This post is partially inspired by Braulio Bhavamitra’s comments about Ruby being faster when compiled with Clang rather than GCC and partially by Brendan Gregg’s comments about compiler optimisation during his Flame Graphs talk at USENIX LISA13 (0:33:30).
In short I wanted to look at what kind of performance we are leaving on the table by not taking advantage of 1) The newest compiler versions & 2) The most aggressive compiler optimizations. This is especially pertinent to those of us deploying applications on PaaS infrastructure where we often have zero control over such things. Does the cost-benefit analysis still work out the same when you take into account a 10/20/30% performance hit?
All tests were run on AWS from an m3.medium EC2 instance and the AMI used was a modified copy of one of my weekly generated Gentoo Linux AMIs. The version of Ruby was 2.1 while the tests themselves are from Antonio Cangiano’s Ruby Benchmark Suite. The tooling used to run them is available on my GitHub if you want to try this out for yourself.
The full test suite was run for each of the following compiler variants, O3 was not used with Clang since it only adds a single additional flag:
- GCC 4.4 with O2 – Ships with Ubuntu 10.04 (Lucid) & RHEL/CentOS 6
- GCC 4.4 with O3
- GCC 4.7 with O2 – Ships with Debian 7 (Wheezy) & Ubuntu 12.04 (Precise)
- GCC 4.7 with O3
- GCC 4.8 with O2 – Ships with Ubuntu 14.04 (Trusty) & RHEL/CentOS 7
- GCC 4.8 with O3
- GCC 4.9 with O2 – Ships with Debian 8 (Jessie)
- GCC 4.9 with O3
- Clang 3.2 with O2
- Clang 3.3 with O2
- Clang 3.4 with O2
- Clang 3.5 with O2
Each variant was then given a number of points per test based on its ranking, 0 points to the variant which performed the best, 1 to the second best, and so on until 11 points were given to the variant which performed the worst.
These scores were then added up per variant and plotted onto a bar graph to try and visualize performance per variant.
From this we can determine that:
- Your choice of compiler does have a non-negligible affect on the performance of your runtime environment.
- Modern versions of GCC (4.7 & 4.8) and Clang (3.2 & 3.3) have very similar performance.
- Clang 3.4 seems to suffer from some performance regressions in this context.
- The latest version of GCC (4.9) is ahead by a clear margin.
- All O3 variants expect GCC 4.8 performed worse than their O2 counterparts.
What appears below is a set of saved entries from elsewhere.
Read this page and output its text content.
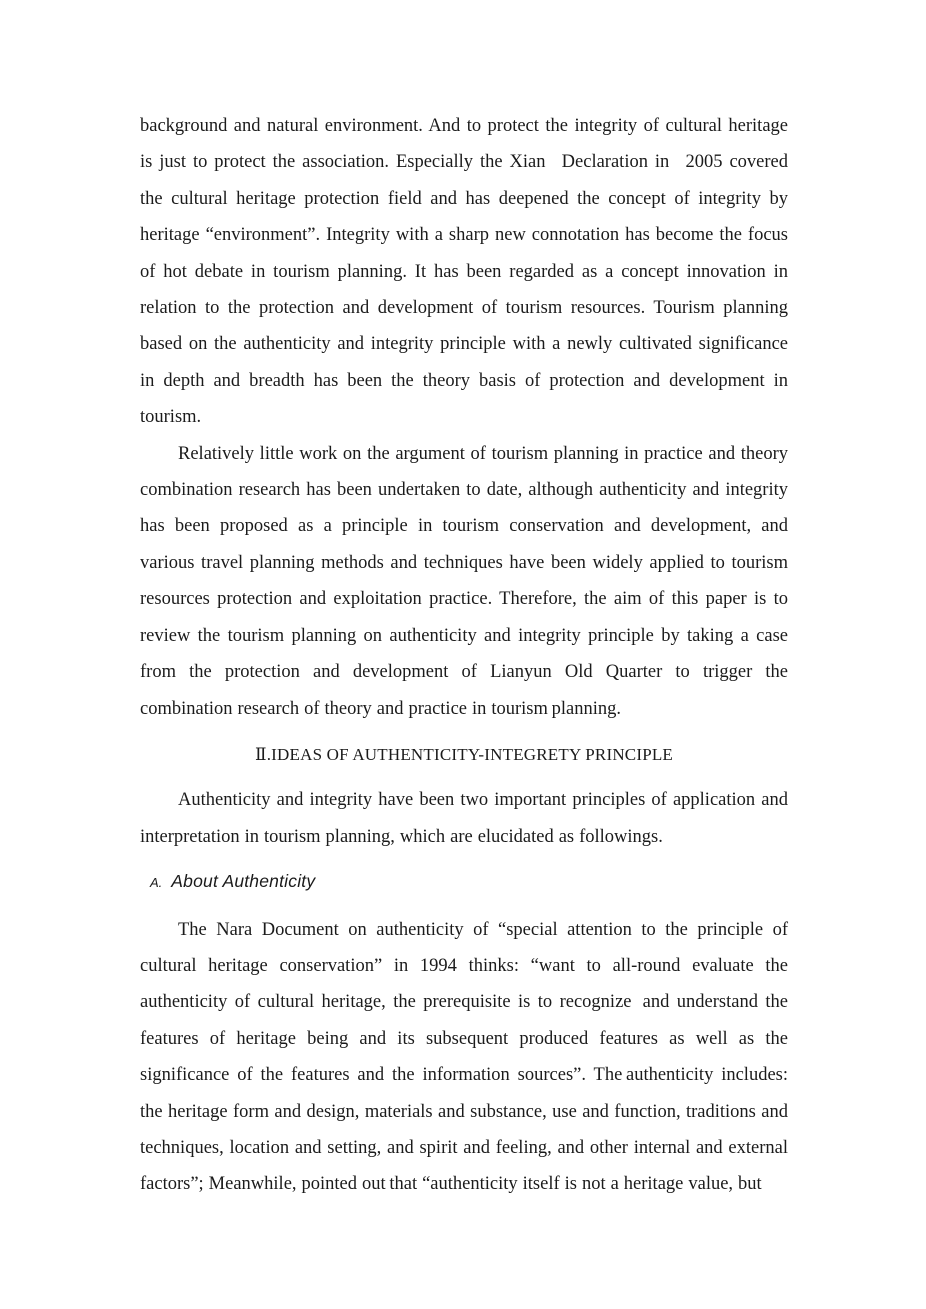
background and natural environment. And to protect the integrity of cultural heritage is just to protect the association. Especially the Xian  Declaration in  2005 covered the cultural heritage protection field and has deepened the concept of integrity by heritage “environment”. Integrity with a sharp new connotation has become the focus of hot debate in tourism planning. It has been regarded as a concept innovation in relation to the protection and development of tourism resources. Tourism planning based on the authenticity and integrity principle with a newly cultivated significance in depth and breadth has been the theory basis of protection and development in tourism.

Relatively little work on the argument of tourism planning in practice and theory combination research has been undertaken to date, although authenticity and integrity has been proposed as a principle in tourism conservation and development, and various travel planning methods and techniques have been widely applied to tourism resources protection and exploitation practice. Therefore, the aim of this paper is to review the tourism planning on authenticity and integrity principle by taking a case from the protection and development of Lianyun Old Quarter to trigger the combination research of theory and practice in tourism planning.

Ⅱ.IDEAS OF AUTHENTICITY-INTEGRETY PRINCIPLE

Authenticity and integrity have been two important principles of application and interpretation in tourism planning, which are elucidated as followings.

A. About Authenticity

The Nara Document on authenticity of “special attention to the principle of cultural heritage conservation” in 1994 thinks: “want to all-round evaluate the authenticity of cultural heritage, the prerequisite is to recognize  and understand the features of heritage being and its subsequent produced features as well as the significance of the features and the information sources”. The authenticity includes: the heritage form and design, materials and substance, use and function, traditions and techniques, location and setting, and spirit and feeling, and other internal and external factors”; Meanwhile, pointed out that “authenticity itself is not a heritage value, but
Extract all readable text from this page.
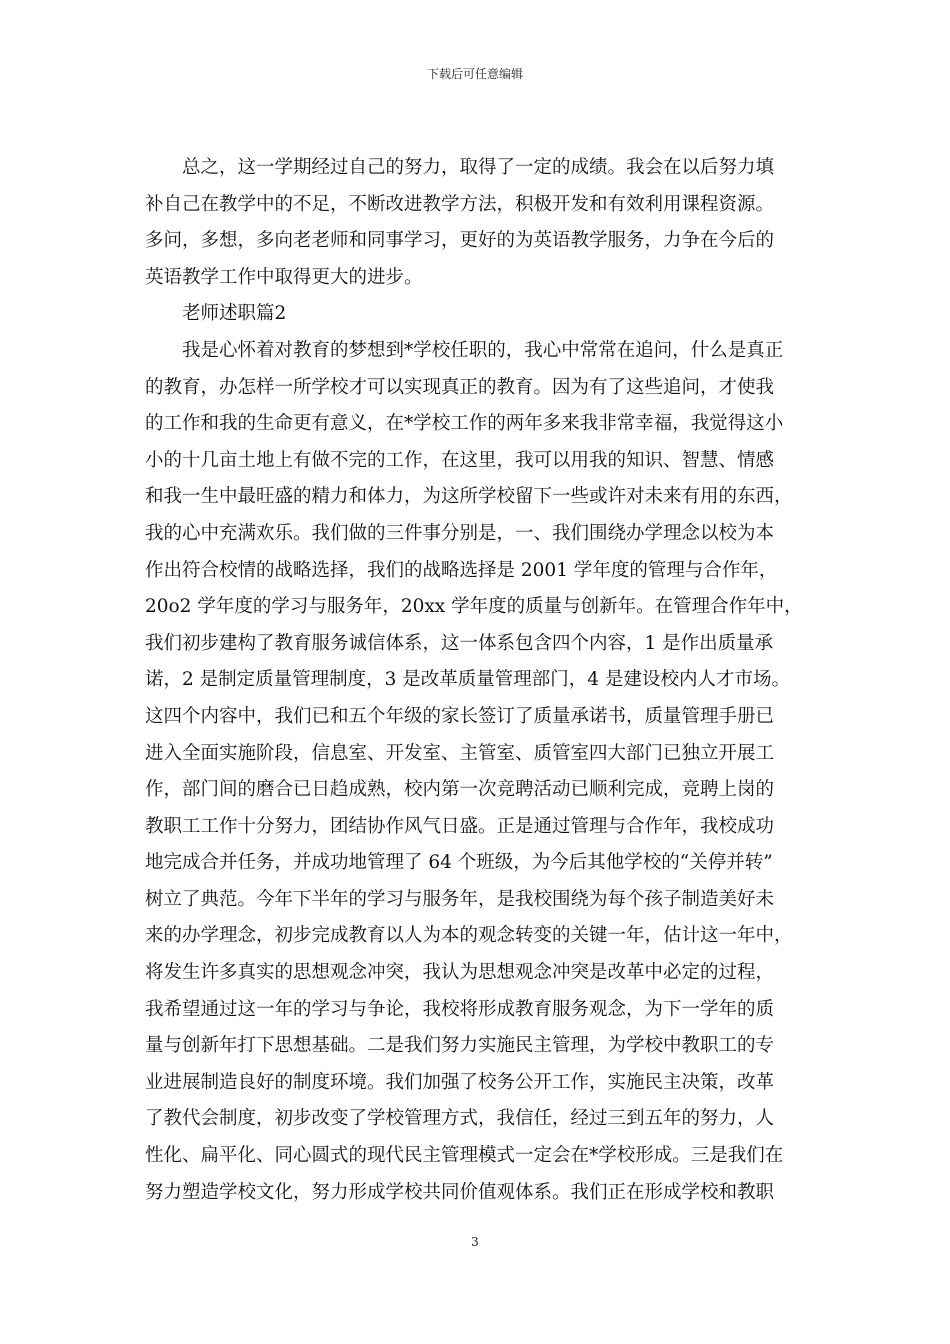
下载后可任意编辑
总之，这一学期经过自己的努力，取得了一定的成绩。我会在以后努力填
补自己在教学中的不足，不断改进教学方法，积极开发和有效利用课程资源。
多问，多想，多向老老师和同事学习，更好的为英语教学服务，力争在今后的
英语教学工作中取得更大的进步。
老师述职篇2
我是心怀着对教育的梦想到*学校任职的，我心中常常在追问，什么是真正
的教育，办怎样一所学校才可以实现真正的教育。因为有了这些追问，才使我
的工作和我的生命更有意义，在*学校工作的两年多来我非常幸福，我觉得这小
小的十几亩土地上有做不完的工作，在这里，我可以用我的知识、智慧、情感
和我一生中最旺盛的精力和体力，为这所学校留下一些或许对未来有用的东西，
我的心中充满欢乐。我们做的三件事分别是，一、我们围绕办学理念以校为本
作出符合校情的战略选择，我们的战略选择是 2001 学年度的管理与合作年，
20o2 学年度的学习与服务年，20xx 学年度的质量与创新年。在管理合作年中，
我们初步建构了教育服务诚信体系，这一体系包含四个内容，1 是作出质量承
诺，2 是制定质量管理制度，3 是改革质量管理部门，4 是建设校内人才市场。
这四个内容中，我们已和五个年级的家长签订了质量承诺书，质量管理手册已
进入全面实施阶段，信息室、开发室、主管室、质管室四大部门已独立开展工
作，部门间的磨合已日趋成熟，校内第一次竞聘活动已顺利完成，竞聘上岗的
教职工工作十分努力，团结协作风气日盛。正是通过管理与合作年，我校成功
地完成合并任务，并成功地管理了 64 个班级，为今后其他学校的“关停并转”
树立了典范。今年下半年的学习与服务年，是我校围绕为每个孩子制造美好未
来的办学理念，初步完成教育以人为本的观念转变的关键一年，估计这一年中，
将发生许多真实的思想观念冲突，我认为思想观念冲突是改革中必定的过程，
我希望通过这一年的学习与争论，我校将形成教育服务观念，为下一学年的质
量与创新年打下思想基础。二是我们努力实施民主管理，为学校中教职工的专
业进展制造良好的制度环境。我们加强了校务公开工作，实施民主决策，改革
了教代会制度，初步改变了学校管理方式，我信任，经过三到五年的努力，人
性化、扁平化、同心圆式的现代民主管理模式一定会在*学校形成。三是我们在
努力塑造学校文化，努力形成学校共同价值观体系。我们正在形成学校和教职
3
This is not that unusual and very often using O3 will degrade performance or even break an application all together. However the default Makefile shipped with Ruby 1.9.3 and above uses O3, which appears to hurt performance.
Of course the standard disclaimers apply. Benchmarking correctly is hard, you may not see the same results in your specific environment, do not immediately recompile everything in prod using GCC 4.9, etc.
Lots of people asked to see the raw data plotted as well as the relative performance, so here it is. For each test the average score for all varients was calculated as this was named as the baseline and marked as 0. Then for each test/varient a percentage was calculated showing how much faster/slower it was than the baseline.
For example on test eight GCC 4.9 O2 was 7% faster than the baseline while Clang 3.5 was 2% faster than the baseline. From this we can infer that GCC 4.9 O2 was 5% faster than Clang 3.5 in that test.
Since this makes the graph very cluttered it is best that you only select a few variants at once, you can also pan and zoom.